Aquellos que hemos tenido la suerte de crecer cerca de los libros no encontramos demasiados argumentos para convencer a los que no tuvieron esa oportunidad y tampoco desarrollaron más tarde ese hábito. ¿Por qué lee uno? ¿Qué espera encontrar? ¿Qué tesoro inasible hay –o uno cree que hay- detrás de páginas y páginas en letras de molde?
Hace unos años hubo una campaña que se apoyaba en el lema: “El placer de la lectura”, lo que parecía muy ajustado a lo que sentimos aquellos que amamos los libros, pero que no sonaba igual para aquellos que no había probado nunca ese néctar.
Leer es un placer, pero para el que lee. Para el que no lee, leer es un trabajo arduo. De ese trabajo arduo, creo, deviene el placer. Pero sin duda que es una tarea espinosa. Estar en silencio, sin celular, abstraerse de los ruidos, apostar todo el tiempo y la paciencia a ese objeto.
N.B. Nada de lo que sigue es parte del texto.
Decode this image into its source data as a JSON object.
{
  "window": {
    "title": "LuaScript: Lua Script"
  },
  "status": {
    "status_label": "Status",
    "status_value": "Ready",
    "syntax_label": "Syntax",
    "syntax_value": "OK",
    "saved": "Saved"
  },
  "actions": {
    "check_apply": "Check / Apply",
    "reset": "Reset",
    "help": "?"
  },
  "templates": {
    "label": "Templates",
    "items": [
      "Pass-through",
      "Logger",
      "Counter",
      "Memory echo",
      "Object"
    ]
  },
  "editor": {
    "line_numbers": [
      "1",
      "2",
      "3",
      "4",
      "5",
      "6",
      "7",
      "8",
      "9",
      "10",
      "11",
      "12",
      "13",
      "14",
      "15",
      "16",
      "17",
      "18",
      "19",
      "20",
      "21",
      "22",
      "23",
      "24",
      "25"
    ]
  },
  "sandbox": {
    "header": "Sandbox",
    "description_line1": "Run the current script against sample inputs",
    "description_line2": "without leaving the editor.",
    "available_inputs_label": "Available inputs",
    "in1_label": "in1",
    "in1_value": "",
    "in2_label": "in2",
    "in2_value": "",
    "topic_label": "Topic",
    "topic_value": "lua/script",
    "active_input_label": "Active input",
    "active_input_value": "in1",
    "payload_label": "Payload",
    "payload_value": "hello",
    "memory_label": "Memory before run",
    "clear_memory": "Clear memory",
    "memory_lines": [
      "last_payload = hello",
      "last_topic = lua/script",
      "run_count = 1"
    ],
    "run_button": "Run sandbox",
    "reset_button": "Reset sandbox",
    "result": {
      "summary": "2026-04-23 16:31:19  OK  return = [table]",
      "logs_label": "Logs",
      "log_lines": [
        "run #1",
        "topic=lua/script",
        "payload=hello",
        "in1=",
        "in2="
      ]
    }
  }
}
Cuando eso se entrena, qué infinito placer da sentarse con un libro recién comprado, ojearlo, sentir el vientito que lanza con olor a tinta, o con olor a viejo, y sumergirse en esa promesa de mundos que se abren a la imaginación, al deseo, al intelecto, al disfrute, al descubrimiento.
Claro, todas estas palabras no tienen ningún sentido para el que no lee (es como ofrecer un remedio desconocido para una enfermedad que no existe). Muchos estudiosos del tema han encontrado argumentos atractivos y hasta sorprendentes para convencer a un no lector de que lea. A veces esos argumentos siguen siendo tan abstractos como los que acabo de enumerar en el párrafo anterior.
Los norteamericanos tienen una particular inclinación –y presupuesto- para realizar estudios de todo tipo. La Universidad de Yale, por ejemplo, realizó una curiosa investigación que ¿demuestra? que leer afecta positivamente nuestra vida, tan positivamente, que, según dicen, alarga la vida de los lectores.
Los investigadores estuvieron siguiendo a cerca de cuatro mil personas mayores de 50 años con el propósito de evaluar el impacto de la lectura en la esperanza de vida. Conclusión, los lectores tienen una esperanza de vida 23 meses mayor que los no lectores (¿?).
Como no se andan con chiquitas, estudiaron las defunciones en un periodo de 12 años haciendo hincapié en las horas dedicadas a la lectura o a la no lectura (cuando no era difuntos). Según las conclusiones, leyendo tres horas y media por semana, se nos alarga la vida.
Cuando la investigación dice “leer” no es leer cualquier cosa. Las revistas o periódicos no acarrean estos beneficios. Los resultados del estudio pueden verse en http://www.sciencedirect.com/
Más allá de nuestras ironías, la preocupación es creciente dado que la lectura es una práctica cada vez más impopular quizás porque compite con nuevas tecnologías que parecen dar todo, a cambio de muy poco esfuerzo.
Hace un par de años, la Universidad de Emory, en Atlanta, realizó un estudio parecido pero se enfocaba en ciertos resultados intangibles. Leer, concluía la encuesta, hace más feliz a la gente y ayuda a mejorar la existencia. ¿Por qué? Pues, porque se incentiva el desarrollo psicosocial, aumenta el autoconocimiento y enriquece la empatía con el contexto. En otro estudio se afirma que “Los lectores están más contentos y satisfechos que los no lectores, y en general son menos agresivos y más optimistas”. Esta es la conclusión de una medición de felicidad elaborada por la Universidad de Roma III.
Lo paradójico de todo esto es que estoy tratando de convencer de las bondades de la lectura a un grupo de lectores empecinados que devoran una revista que se llama Leemos. Más allá de que nos estamos cocinando en nuestro propio caldo, no quiero dejar de transcribir, un pensamiento de Julio Cortázar que solo disfrutarán –no saben cómo lo lamento–, aquellos que encontraron, por azar o circunstancia, el “placer del leer”: “Un libro empieza mucho antes de su primera palabra y termina mucho después de la última” (Rayuela).